Willie Nelson volvió a mirar hacia la música de raíz con un proyecto ligado al bluegrass, un terreno natural para un artista que siempre ha cruzado country, folk, gospel y canción americana.
El proyecto encaja con una carrera marcada por la libertad estilística: Nelson nunca ha sido solo un cantante country, sino una figura capaz de conectar tradiciones distintas sin perder identidad.
El acercamiento al bluegrass reforzaba una constante en su carrera: Nelson ha utilizado a menudo proyectos laterales para revisar raíces musicales sin quedar atado a una sola etiqueta.
Una deriva lógica hacia el bluegrass
El bluegrass comparte con Nelson una misma base narrativa y acústica: canciones directas, instrumentos de cuerda y una forma de cantar donde pesa más la personalidad que la perfección formal.
Su acercamiento al género tenía sentido porque ampliaba una línea ya presente en muchos de sus discos: respeto por la tradición, gusto por los estándares y colaboración con músicos de distintas generaciones.

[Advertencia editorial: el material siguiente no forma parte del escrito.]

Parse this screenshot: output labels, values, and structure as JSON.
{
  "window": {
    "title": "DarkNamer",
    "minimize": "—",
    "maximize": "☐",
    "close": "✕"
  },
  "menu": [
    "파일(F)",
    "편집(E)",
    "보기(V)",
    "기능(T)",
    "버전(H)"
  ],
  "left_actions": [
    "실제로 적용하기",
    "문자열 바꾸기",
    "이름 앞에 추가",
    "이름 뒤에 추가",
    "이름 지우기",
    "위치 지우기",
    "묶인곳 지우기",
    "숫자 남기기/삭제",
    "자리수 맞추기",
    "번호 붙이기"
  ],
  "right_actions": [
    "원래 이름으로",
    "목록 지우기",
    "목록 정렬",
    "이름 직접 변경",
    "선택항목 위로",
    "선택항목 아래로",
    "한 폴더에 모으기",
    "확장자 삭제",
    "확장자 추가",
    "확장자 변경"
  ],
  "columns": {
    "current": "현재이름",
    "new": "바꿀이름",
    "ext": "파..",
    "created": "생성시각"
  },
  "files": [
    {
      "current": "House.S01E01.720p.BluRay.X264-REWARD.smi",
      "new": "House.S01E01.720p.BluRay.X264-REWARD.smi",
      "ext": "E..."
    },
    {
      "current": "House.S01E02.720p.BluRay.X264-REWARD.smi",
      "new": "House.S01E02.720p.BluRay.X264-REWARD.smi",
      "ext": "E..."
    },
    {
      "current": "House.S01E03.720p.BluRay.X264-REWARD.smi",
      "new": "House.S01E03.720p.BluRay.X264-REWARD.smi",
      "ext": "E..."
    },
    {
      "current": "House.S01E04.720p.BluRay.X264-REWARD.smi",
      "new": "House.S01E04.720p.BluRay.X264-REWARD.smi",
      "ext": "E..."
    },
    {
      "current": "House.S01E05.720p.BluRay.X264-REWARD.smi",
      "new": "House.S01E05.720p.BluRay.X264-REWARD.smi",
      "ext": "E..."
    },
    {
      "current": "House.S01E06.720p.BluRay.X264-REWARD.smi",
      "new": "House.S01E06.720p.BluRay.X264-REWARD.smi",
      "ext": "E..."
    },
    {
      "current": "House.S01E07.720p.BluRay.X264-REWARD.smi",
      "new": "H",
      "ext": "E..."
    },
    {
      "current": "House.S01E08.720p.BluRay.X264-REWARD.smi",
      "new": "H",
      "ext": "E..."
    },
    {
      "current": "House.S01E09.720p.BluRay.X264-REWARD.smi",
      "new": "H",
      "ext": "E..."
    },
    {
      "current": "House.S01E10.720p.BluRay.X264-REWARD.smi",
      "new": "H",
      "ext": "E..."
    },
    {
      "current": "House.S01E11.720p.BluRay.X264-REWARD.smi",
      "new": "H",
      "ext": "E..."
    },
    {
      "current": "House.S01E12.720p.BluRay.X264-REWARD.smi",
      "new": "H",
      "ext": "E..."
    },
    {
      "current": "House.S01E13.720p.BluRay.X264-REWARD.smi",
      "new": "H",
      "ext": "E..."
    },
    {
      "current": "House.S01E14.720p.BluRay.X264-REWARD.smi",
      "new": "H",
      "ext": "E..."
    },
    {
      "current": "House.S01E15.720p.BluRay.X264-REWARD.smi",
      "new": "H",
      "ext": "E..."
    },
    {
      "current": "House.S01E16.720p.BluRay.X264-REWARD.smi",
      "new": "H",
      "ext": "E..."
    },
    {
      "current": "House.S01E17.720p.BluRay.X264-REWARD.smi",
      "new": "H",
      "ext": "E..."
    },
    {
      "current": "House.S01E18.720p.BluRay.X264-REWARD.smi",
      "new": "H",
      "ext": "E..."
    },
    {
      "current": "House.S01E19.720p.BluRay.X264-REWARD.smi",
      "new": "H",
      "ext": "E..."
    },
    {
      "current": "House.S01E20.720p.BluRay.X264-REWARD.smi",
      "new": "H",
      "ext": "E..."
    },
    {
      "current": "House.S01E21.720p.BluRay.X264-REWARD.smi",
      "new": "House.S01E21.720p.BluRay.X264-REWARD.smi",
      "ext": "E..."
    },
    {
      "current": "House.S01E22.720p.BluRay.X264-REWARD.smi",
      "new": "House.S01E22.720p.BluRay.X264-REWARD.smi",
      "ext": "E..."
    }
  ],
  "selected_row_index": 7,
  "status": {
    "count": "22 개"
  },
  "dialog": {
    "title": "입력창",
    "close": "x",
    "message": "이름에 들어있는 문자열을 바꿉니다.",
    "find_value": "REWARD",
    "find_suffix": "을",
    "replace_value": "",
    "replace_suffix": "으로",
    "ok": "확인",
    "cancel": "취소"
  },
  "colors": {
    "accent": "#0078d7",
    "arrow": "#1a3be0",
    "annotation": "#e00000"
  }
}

Nelson ensancha su repertorio
Este tipo de proyectos ayudan a leer a Willie Nelson como un artista de repertorio amplio, más cercano a la música americana en sentido global que a una sola etiqueta comercial.
Nelson seguía explorando sonidos sin necesidad de perseguir la actualidad de la radio.
El resultado encaja con una discografía que nunca ha tenido miedo a moverse entre géneros. En Nelson, el bluegrass no aparece como experimento aislado, sino como una extensión natural de su relación con la canción americana.